Un droit pour l’individu Après le rapport au pouvoir et au réel, c’est vers le rapport à l’individu qu’il faut se tourner pour saisir les « paramètres » de chaque culture juridique. Si la common law suppose un sujet libre, autonome, susceptible de choisir ce qui lui convient le mieux, les cultures juridiques continentales placent en avant de tout l’institution. Cet état d’esprit est aisément perceptible dans la formation du juriste de part et d’autre de la Manche : alors qu’en Grande-Bretagne, les étudiants sont invités à défendre des points de vue comme de futurs avocats, l’exercice par définition des facultés de droit françaises est le commentaire d’arrêt, où l’apprenti juriste est invité à entrer dans le système juridique en adoptant le point de vue du juge, voire celui de l’Etat.
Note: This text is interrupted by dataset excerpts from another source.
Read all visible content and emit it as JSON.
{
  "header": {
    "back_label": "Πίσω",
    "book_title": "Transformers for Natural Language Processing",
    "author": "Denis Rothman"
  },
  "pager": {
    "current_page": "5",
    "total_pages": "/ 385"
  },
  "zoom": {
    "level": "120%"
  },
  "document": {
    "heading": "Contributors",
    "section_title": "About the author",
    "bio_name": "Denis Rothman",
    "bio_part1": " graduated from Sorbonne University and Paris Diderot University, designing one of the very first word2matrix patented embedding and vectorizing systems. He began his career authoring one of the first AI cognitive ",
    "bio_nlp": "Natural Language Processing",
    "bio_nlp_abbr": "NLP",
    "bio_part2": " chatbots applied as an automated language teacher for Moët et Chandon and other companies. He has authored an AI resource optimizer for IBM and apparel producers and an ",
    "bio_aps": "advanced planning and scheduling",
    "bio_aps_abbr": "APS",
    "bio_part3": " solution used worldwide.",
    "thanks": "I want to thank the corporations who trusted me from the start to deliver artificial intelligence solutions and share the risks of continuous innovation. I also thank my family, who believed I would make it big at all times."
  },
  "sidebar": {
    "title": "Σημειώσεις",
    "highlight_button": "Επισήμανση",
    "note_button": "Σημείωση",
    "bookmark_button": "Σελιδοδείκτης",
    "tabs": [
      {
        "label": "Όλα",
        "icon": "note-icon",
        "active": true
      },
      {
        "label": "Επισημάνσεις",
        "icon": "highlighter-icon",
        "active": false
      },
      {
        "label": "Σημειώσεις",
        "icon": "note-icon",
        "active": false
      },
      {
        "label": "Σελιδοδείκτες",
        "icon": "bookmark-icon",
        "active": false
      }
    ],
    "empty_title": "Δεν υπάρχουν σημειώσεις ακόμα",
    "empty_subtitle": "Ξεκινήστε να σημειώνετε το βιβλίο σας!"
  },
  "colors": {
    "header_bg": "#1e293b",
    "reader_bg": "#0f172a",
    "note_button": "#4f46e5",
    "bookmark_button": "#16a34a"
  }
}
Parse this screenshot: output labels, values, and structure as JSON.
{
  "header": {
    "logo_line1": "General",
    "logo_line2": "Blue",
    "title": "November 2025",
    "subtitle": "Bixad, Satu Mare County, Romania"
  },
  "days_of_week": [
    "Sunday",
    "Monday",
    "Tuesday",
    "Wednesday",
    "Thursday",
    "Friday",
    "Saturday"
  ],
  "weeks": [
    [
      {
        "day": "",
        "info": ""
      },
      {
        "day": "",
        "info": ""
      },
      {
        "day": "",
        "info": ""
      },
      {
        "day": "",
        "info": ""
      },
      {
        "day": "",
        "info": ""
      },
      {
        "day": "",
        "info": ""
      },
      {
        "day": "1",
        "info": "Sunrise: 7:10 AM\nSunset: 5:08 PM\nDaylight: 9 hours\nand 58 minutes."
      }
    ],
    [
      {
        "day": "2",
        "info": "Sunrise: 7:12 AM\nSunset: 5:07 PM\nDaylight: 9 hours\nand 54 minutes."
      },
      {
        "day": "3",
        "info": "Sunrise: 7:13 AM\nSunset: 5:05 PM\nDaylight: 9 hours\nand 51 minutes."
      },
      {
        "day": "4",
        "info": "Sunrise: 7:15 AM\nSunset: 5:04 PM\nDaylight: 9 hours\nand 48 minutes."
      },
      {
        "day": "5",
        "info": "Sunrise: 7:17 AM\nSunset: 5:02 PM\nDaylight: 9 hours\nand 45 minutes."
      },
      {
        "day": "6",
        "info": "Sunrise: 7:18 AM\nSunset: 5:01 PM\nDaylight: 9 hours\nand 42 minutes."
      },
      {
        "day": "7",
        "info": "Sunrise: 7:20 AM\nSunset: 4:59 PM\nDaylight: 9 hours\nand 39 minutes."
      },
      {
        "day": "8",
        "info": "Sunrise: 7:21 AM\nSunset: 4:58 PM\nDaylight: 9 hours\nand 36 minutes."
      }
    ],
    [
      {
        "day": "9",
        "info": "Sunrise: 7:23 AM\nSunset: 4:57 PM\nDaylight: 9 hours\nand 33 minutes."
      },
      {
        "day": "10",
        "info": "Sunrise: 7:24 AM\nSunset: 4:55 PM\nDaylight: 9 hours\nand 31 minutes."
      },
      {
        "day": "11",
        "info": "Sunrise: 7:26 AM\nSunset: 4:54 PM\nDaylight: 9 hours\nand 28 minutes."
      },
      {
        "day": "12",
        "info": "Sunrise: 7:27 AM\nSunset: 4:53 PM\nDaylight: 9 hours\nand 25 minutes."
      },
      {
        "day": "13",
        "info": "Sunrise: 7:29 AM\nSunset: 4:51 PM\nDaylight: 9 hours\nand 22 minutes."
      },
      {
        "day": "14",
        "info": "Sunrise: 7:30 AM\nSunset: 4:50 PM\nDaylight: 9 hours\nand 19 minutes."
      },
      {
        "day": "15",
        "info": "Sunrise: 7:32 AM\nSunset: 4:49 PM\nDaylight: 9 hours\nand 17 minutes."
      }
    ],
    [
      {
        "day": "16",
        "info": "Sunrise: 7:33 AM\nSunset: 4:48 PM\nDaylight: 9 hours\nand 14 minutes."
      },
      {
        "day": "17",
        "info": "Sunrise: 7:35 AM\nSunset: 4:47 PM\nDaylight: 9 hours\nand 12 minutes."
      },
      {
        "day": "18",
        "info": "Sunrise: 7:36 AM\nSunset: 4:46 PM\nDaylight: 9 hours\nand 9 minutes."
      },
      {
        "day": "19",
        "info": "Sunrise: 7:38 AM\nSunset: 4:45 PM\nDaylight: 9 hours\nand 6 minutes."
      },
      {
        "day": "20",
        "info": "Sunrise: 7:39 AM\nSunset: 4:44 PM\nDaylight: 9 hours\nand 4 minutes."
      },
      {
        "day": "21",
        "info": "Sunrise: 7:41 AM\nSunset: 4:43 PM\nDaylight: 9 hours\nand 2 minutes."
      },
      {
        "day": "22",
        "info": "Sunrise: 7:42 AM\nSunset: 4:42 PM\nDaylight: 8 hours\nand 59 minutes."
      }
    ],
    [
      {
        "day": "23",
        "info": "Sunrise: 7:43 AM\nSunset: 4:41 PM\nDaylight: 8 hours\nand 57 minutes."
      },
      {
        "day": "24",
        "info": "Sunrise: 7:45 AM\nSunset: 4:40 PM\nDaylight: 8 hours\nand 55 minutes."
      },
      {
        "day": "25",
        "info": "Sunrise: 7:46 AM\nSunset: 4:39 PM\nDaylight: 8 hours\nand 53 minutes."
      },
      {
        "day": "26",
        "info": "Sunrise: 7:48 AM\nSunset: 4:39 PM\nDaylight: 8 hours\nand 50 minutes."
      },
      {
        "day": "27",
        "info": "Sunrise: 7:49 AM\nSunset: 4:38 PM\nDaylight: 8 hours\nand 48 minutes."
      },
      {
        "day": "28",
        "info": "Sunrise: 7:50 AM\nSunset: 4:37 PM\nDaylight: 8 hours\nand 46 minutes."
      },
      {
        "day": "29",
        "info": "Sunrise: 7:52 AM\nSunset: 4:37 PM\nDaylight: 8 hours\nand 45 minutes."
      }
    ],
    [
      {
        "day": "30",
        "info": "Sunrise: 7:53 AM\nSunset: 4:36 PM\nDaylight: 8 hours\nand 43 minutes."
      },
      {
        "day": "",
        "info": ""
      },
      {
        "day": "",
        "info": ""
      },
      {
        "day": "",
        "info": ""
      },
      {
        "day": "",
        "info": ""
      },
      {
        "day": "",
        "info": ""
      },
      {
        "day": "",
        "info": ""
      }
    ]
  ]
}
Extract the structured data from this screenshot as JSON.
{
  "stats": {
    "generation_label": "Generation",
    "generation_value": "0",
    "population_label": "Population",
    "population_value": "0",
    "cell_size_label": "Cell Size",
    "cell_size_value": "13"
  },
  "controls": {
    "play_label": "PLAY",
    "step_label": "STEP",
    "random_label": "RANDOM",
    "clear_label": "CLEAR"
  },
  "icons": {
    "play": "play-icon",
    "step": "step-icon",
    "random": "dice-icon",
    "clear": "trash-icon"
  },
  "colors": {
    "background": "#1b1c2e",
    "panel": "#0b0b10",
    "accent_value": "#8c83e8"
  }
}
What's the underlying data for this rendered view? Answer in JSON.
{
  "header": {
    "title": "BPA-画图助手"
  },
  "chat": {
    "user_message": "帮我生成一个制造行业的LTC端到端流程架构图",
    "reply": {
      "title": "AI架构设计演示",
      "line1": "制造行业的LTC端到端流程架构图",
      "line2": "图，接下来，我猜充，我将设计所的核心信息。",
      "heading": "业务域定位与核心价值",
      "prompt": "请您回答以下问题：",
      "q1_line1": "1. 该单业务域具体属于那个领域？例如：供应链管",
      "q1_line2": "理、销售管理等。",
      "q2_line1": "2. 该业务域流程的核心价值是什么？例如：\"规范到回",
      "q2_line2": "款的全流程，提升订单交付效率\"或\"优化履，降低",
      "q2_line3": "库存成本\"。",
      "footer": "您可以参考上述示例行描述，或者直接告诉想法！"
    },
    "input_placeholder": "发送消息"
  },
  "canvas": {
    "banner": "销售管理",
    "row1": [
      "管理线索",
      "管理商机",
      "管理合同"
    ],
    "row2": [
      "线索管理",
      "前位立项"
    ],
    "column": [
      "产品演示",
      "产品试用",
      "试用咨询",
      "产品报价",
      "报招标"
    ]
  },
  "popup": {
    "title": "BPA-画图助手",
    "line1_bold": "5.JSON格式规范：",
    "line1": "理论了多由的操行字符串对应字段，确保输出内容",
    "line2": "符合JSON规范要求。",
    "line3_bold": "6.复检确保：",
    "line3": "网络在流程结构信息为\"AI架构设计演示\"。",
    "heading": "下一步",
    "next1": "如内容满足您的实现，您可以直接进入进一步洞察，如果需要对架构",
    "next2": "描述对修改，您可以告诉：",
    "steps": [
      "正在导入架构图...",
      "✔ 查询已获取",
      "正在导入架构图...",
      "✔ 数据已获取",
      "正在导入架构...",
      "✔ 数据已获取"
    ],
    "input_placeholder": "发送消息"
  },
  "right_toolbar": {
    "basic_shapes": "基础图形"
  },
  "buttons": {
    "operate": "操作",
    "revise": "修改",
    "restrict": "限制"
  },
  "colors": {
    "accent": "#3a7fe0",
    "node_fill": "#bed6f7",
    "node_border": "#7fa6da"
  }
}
Jess Pitts réfère la culture française au catholicisme français, distinct des catholicismes européens, en ce qu’il place en son cœur non la mort et la damnation comme en Espagne, ni une morale puritaine comme en Irlande, mais l’Eglise, qui seule permet à l’individu d’atteindre la plus haute valeur. « Hors l’Eglise, point de salut ! », peut-on dire dans un univers où c’est l’organisation qui est divine. Les conséquences d’une telle doctrine continuent de se lire aisément dans une culture dans laquelle l’Etat a occupé la place laissée vacante par l’Eglise. Le lien politique prime le droit. L’institution est toujours première par rapport à l’individu. Si le salut se cherche individuellement pour un puritain protestant, ce n’est que par l’intermédiaire de l’Eglise que le catholique réalise son salut individuel. Toute action ne prend ainsi véritablement sens que dans un collectif. Même la justice demeure une faculté de l’action collective. « Peu importe que l’action soit efficace ou même impeccable d’un point de vue moral immédiat, pourvu qu’apparaisse clairement à travers elle le lien de l’individu à la tradition sacrée, seule source du bien dans un monde de péché et de désordre. Ici, nous découvrons les racines du formalisme français, le besoin d’enchaîner les raisonnements et de fonder par déduction un ordre hiérarchique, l’insistance sur l’unité du pouvoir central, et un sens rigoureux de la place et du rang des choses et des êtres45. »
La common law se conçoit donc comme un instrument offert aux acteurs privés, considérés – voire exigés – par elle comme autonomes. Ce qui est premier, c’est l’action individuelle, l’acte comme un fait et non la catégorie, qui est secondaire. Le comportement attendu est aux antipodes : dans un cas, l’initiative et la responsabilité sont stimulées, dans l’autre, elles sont limitées, voire castrées. Dans un cas, le juriste est là pour rendre possible l’action individuelle (comme en témoigne l’expression anglaise de legal services pour désigner les avocats ou autres « officiers ministériels » comme les notaires), dans l’autre, il est plutôt celui qui l’empêche ; d’où la proéminence dans la culture juridique française du droit pénal, sur lequel pèsent des attentes que l’on ne retrouve pas ailleurs. Si le droit romain se construit autour d’un ordre préconstitué et d’une soumission (ou d’une observation), la common law est ordonnée à une action, dans le double sens d’un agir privé et d’une action en justice, l’une se construisant par rapport à l’autre. Il n’est pas un hasard que l’estoppel soit initialement une notion procédurale : non seulement les relations sociales sont conçues sur le mode de relations procédurales (de lutte et de marchandage, de bargain, où la liberté est beaucoup plus grande que dans le droit civil), mais les relations de la procédure sont également conçues comme une action. Le droit anglais est plus intéressé aux faits et se découpe sur un mode de relation qu’incarne la relation procédurale.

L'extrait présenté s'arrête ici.